In other words, there should be no room for polarizing narrative in Syria any more, as in good guys vs. bad guys; evil regime vs. opposition or terrorists vs. a sovereign government; or regional forces that are attempting to invite stability and peace vs. others espousing chaos.
These thoughts, and more, crossed my mind as I began recording the experiences of Syrian and Palestinian refugees who managed to cross to Europe via Turkey and Greece. After reading countless articles about the war, listening to a thousand news broadcasts, consulting with dozens of ‘experts’, Arab and non-Arab alike, I found the hours I spent with the refugees far more enriching and informative.
When it was explained to me, for example, how the Yarmouk siege came about, and after I crossed referenced the information with other refugees—who may hold a different political perspective on the war—I found out that our understanding of what took place in the refugee camp was almost completely misguided, or rather, politicized—thus slanted, self-serving and generally untrue.
Khaled’s journey from Damascus to Idlib, Homs, Hama, all the way to Qamishli, then to the Turkish border deprives the narrative from its polarization; he was a target for everyone; indeed, his suffering continued even when he crossed the Turkish border, took a boat to Lesbos, attempted to enter Macedonia, then Serbia, and so on. It took him four months to reach Sweden, with about ten different stops in different jails.
His narrative contained no references to good guys vs. bad guys, in any collective sense. Any act of kindness he encountered on his journey was surely a random one, and depended entirely on the goodness of ordinary people, like himself.
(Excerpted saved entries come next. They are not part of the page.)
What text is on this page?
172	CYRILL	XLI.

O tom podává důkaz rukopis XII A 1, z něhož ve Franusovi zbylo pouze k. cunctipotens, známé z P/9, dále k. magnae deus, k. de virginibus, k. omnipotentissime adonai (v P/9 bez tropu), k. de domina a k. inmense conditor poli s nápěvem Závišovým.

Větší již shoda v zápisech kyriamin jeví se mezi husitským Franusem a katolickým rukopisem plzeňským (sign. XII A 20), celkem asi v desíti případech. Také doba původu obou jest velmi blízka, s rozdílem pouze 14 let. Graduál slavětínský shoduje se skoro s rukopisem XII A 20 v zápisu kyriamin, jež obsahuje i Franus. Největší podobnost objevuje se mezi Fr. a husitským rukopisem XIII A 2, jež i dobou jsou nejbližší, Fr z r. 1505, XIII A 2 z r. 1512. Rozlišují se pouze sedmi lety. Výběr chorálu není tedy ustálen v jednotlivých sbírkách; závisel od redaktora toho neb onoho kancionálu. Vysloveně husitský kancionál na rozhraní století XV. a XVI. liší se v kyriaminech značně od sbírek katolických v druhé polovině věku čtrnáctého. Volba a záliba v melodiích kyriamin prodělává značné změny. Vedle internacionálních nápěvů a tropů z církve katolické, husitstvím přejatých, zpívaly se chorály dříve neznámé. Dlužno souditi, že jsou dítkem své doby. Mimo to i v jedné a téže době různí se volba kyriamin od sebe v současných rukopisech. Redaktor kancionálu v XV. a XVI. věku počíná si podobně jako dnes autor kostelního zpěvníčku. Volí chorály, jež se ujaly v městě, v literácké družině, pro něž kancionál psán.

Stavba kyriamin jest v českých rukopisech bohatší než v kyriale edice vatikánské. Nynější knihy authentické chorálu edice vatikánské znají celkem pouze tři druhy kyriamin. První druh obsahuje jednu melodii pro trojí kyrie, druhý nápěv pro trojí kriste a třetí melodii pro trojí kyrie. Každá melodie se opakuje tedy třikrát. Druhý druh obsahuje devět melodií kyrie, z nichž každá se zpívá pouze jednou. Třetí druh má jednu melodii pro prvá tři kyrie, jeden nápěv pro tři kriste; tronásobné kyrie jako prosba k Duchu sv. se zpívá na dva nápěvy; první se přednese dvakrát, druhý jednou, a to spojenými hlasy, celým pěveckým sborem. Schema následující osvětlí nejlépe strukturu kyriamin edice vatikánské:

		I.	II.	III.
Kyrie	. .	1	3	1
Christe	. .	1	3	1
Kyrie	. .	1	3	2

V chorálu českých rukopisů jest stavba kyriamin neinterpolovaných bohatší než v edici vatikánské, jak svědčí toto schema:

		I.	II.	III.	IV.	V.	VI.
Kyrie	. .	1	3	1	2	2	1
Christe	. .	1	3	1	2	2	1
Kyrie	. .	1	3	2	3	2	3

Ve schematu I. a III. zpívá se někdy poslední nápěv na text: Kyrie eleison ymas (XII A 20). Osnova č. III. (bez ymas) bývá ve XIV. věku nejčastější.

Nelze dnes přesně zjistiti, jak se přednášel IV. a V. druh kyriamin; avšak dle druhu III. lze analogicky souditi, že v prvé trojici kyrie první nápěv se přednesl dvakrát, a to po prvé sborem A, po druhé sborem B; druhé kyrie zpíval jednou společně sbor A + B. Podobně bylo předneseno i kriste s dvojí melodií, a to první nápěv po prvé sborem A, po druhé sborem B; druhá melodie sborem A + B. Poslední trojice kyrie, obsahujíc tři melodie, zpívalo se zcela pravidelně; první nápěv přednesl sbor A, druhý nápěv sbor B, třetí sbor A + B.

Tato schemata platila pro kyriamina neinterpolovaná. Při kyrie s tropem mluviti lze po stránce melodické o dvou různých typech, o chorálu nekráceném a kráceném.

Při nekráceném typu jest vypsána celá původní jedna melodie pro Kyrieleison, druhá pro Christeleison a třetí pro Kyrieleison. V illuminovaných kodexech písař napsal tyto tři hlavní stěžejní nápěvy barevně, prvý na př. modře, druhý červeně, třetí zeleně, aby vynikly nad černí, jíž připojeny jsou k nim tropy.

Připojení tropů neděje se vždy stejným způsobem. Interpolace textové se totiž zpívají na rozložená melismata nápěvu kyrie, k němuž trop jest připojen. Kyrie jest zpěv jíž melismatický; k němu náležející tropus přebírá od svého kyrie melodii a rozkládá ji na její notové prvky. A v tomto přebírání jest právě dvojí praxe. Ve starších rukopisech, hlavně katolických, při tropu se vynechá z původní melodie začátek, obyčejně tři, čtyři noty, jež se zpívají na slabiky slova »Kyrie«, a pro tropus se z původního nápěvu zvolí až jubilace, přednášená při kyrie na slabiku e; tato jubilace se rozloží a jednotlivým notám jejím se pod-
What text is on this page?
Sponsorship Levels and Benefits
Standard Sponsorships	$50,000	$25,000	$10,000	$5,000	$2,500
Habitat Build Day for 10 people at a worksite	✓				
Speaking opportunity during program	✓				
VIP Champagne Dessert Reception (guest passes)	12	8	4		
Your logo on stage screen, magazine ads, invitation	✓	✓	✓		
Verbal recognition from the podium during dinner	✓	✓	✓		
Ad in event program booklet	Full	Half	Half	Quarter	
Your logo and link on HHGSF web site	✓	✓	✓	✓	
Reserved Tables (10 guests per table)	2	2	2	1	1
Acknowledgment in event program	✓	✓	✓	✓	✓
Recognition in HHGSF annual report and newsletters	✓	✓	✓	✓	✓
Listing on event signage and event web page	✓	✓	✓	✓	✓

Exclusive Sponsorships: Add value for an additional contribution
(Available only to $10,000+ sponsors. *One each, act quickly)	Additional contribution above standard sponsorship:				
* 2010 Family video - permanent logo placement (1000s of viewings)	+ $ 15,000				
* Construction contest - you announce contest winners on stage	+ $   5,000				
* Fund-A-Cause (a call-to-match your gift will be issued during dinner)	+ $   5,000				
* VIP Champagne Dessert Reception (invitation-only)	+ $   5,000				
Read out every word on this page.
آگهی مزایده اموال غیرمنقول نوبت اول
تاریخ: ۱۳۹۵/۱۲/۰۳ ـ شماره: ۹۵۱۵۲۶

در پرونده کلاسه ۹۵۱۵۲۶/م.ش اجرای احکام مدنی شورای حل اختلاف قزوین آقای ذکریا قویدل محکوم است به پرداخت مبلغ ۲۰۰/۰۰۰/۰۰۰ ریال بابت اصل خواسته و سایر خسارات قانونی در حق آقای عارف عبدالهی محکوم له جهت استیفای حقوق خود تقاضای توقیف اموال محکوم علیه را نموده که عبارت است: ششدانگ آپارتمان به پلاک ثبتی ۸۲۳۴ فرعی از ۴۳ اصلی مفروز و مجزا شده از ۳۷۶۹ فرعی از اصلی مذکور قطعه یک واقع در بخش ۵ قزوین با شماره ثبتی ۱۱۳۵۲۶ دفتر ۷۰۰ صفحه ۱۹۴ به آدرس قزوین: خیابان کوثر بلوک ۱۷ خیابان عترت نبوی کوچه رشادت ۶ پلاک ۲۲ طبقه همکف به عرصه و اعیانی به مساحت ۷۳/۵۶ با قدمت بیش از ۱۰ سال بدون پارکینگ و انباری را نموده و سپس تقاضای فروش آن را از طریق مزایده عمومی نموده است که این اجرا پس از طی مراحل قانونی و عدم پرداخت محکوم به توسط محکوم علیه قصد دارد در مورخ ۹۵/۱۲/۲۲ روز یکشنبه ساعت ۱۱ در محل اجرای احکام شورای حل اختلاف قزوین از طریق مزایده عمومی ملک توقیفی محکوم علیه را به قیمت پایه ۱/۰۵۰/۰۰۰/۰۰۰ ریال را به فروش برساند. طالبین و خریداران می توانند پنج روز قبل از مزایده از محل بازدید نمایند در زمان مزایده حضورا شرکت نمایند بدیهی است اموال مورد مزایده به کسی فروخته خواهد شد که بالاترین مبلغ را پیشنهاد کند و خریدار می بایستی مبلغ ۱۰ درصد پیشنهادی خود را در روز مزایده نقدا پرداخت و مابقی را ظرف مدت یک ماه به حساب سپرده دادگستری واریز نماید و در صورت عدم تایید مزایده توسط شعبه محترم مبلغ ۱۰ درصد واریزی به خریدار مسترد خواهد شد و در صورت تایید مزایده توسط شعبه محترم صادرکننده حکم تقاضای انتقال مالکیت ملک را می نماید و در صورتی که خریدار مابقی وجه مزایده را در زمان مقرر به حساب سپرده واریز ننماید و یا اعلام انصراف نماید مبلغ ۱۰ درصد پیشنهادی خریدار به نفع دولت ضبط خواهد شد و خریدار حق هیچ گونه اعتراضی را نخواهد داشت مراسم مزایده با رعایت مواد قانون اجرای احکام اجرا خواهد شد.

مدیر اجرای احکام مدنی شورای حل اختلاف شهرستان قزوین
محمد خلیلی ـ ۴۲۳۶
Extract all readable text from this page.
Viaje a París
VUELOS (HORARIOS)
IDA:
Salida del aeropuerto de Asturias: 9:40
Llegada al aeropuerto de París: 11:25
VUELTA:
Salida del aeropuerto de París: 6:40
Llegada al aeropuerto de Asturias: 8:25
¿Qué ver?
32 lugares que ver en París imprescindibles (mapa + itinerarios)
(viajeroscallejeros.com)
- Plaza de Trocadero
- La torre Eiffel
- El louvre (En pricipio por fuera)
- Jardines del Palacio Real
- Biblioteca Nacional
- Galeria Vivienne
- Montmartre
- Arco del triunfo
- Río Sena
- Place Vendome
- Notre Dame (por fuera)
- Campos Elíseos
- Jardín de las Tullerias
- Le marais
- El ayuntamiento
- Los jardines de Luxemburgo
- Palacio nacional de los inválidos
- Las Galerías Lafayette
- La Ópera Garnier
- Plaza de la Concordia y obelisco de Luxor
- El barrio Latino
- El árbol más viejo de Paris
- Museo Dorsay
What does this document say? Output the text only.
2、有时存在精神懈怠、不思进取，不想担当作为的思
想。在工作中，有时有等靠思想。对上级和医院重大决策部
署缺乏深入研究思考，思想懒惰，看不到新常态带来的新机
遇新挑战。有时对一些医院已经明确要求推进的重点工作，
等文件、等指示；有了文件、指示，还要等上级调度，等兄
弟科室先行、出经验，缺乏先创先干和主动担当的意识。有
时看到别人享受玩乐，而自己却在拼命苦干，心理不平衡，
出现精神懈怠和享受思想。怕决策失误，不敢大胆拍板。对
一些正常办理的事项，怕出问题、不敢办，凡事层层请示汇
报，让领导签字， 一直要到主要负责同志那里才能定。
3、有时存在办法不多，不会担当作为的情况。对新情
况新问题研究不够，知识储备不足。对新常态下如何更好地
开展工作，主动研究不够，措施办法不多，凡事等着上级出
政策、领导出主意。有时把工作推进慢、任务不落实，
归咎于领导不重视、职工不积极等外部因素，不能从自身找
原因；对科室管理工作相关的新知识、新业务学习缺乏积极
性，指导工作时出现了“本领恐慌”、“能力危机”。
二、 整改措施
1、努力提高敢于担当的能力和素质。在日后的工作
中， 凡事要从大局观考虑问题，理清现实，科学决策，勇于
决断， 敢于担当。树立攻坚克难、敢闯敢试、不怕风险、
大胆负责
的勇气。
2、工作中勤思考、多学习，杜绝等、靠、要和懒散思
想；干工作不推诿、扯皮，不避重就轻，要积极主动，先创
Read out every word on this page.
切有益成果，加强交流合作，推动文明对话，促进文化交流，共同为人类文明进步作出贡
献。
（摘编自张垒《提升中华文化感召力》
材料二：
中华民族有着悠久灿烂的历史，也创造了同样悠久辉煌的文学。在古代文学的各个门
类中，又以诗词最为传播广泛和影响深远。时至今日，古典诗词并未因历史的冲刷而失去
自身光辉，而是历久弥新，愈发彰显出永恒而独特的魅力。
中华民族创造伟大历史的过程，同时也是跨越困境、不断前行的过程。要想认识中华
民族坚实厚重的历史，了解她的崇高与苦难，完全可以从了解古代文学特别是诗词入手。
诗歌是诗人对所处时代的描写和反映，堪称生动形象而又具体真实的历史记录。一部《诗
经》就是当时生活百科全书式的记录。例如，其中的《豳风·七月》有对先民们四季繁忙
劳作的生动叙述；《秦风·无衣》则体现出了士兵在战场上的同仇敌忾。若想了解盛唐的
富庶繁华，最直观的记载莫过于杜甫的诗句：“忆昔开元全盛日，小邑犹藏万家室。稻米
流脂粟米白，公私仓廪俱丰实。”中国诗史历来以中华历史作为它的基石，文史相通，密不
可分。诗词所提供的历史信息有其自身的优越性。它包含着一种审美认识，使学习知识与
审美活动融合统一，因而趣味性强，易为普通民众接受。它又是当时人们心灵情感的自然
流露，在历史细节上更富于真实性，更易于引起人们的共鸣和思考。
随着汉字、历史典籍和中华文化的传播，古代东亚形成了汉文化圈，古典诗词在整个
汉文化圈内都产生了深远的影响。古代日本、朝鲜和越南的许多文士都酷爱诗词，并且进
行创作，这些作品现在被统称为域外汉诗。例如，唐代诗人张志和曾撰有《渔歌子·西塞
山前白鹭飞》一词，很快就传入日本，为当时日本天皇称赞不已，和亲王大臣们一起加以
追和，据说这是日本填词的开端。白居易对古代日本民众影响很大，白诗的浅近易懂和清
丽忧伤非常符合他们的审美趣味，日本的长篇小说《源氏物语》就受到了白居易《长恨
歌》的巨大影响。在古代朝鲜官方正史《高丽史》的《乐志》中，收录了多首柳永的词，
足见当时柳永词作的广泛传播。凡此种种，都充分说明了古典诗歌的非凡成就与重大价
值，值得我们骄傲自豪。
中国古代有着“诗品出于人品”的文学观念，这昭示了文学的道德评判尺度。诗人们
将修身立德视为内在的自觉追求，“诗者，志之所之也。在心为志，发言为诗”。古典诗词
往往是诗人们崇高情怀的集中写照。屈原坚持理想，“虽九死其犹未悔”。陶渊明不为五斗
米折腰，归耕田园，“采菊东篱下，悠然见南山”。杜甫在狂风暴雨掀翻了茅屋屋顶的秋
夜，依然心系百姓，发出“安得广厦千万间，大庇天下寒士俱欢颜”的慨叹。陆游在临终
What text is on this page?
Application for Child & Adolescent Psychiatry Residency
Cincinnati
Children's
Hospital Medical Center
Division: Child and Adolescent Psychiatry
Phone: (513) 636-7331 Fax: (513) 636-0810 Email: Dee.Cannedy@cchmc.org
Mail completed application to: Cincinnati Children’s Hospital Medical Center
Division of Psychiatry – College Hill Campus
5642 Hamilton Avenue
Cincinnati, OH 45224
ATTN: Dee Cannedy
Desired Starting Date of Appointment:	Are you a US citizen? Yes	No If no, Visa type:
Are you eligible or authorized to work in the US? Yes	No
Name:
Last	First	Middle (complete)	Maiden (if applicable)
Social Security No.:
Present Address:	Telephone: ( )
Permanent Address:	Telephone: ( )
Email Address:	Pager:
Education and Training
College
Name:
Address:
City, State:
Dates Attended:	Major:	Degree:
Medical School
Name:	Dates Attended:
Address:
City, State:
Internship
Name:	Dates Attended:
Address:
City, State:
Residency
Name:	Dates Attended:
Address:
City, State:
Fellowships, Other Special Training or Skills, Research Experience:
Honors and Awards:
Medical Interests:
The same sentiment was conveyed through Maysam’s story, whose peers at the Syrian Red Crescent Society were arrested and tortured because they treated fighters from the Free Syrian Army at the Palestine Hospital. She fled before the mukhabrat came looking for her at her house in the Zahra neighborhood in Damascus.
Many more are no longer able to convey their own story of the war because they were killed, either by Syrian Government forces, the opposition, other parties or US-led airstrikes.
A particularity moving account was of the execution of a 16-year-old girl in a public square near al-Hajar al-Aswad, after she confessed to be a ‘spy’ for the regime. The ‘confession’ was exacted after she was shot, point-blank, in the palm of her right hand. They claimed that she placed GPS devices in opposition areas so that the Army may guide its missiles based on signals it received. The Syrian Army’s barrel bombs, of course, are not smart bombs and, in fact, none exist. The child was shot in the face six times.
Ordinary Syrians’ narratives are often used in media coverage of the war, but in a selective fashion, never in an honest and true sampling. Al Mayadeen’s version of ‘average Syrians’ is almost entirely different to that of Al-Jazeera. Syrians are used to supplement existing media agendas, as their country is used to advance political agendas.
When the war is over, the warring parties will reach the conclusion that they have either achieved their objectives or can no longer do so; only Syrians will be left to put their lives back together. When the remaining dead are buried, the missing found or declared dead, the prisoners released or kept indefinitely, only then winning and losing will cease to hold any meaning at all.
The tragedy in Syria is that the war fought in the name of the Syrian people has little to do with the rights of the Syrian people; and the voices of Syrians are either entirely neglected or used and manipulated to achieve specific political ends. And when it is all said and done, the media jackals are likely to fan the flame of some other conflict in some other place.
Certainly, it is already late for too many Syrians whose stories were buried with them, but it is not too late for many who are still alive. We need to listen to the Syrian people, who have been at the receiving end of death, but are yet to articulate their own aspirations for life, and their ongoing tragedies.